La sua prima 24 Ore nel catino americano

Alessandro Zanardi si presta ad affrontare una nuova sfida: la celebre 24 Ore di Daytona che apre la stagione endurance 2019. Per il bolognese si tratta della prima corsa sul catino americano, ovviamente a bordo di una BMW.
IMSA | 24 Ore di Daytona 2019, Zanardi: “Un’opportunità con una vettura competitiva”

Una corsa importante quella che dovrà affrontare Alessandro Zanardi a Daytona: il pilota bolognese, amatissimo negli Stati Uniti, ha affrontato con grande impegno la Roar Before the 24, la tre giorni di test che anticipano la 24 Ore, a bordo ovviamente di una BMW.

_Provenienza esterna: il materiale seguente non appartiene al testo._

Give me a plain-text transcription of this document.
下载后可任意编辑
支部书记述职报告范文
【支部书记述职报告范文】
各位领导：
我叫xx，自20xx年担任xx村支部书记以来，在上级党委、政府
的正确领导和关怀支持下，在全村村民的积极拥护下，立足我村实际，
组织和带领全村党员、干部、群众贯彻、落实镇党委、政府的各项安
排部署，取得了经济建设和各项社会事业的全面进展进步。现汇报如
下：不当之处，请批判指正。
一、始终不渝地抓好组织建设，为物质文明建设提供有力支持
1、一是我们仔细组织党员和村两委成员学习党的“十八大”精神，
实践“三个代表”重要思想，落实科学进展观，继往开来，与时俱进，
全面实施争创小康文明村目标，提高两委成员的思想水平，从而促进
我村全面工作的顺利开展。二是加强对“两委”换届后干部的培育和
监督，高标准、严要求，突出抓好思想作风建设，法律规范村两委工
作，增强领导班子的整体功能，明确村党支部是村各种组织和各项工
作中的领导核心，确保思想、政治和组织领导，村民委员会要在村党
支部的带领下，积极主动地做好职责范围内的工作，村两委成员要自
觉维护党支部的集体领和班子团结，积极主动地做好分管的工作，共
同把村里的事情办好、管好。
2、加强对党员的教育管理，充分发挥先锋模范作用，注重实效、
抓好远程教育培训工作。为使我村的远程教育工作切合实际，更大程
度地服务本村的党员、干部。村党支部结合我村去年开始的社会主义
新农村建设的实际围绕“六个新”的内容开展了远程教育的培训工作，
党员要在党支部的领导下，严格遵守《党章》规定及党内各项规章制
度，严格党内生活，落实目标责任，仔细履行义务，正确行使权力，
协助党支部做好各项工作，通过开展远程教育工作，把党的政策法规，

Zanardi sfida per la prima volta la 24 Ore di Daytona

Non è assolutamente facile la corsa americana, soprattutto perché raccoglie i migliori specialisti del panorama endurance – e non solo – di tutto il pianeta. Ma Zanardi ama particolarmente le sfide, soprattutto quelle che non conosce come Daytona: «Quando correvo negli Stati Uniti molti miei colleghi ci correvano perché non si sovrapponeva alle gare della CART. Non ho mai avuto modo di assaggiarla, ma finalmente ho l’opportunità di correrla con una macchina competitiva». La BMW M8 GTE del Team RLL è un veicolo di tutto rispetto, adattata per la sua disabilità dopo aver perso entrambe le gambe nel terribile incidente al Lausitzring nel 2001. «Il nuovo sistema di frenata con la leva comporta dei benefici fisici. Sono ancora uno studente, spero di poter imparare di più». Comunque, la squadra è un punto a favore: «Sono tutti professionali ma eccitati. Son felice di essere qui, c’è passione per quello che fanno».

Zanardi: “Edwards, Mostert e Krohn sono fantastici!”

I compagni di avventura di Zanardi sono tre piloti di alto calibro e più giovani rispetto a lui: John Edwards, Chaz Mostert e Jesse Krohn. «Questi ragazzi sono fantastici! Tutti e tre sono talentuosi e professionali, aiutano molto la squadra. È inevitabile che senta la pressione perché voglio essere sui loro livelli dall’alto dei miei problemi personali e dall’età». Per il resto, la 24 Ore è una gara a cui «non sei veramente pronto. La ‘Roar’ è importante, ma non sai se gli altri stiano mostrando il pieno potenziale della loro vettura».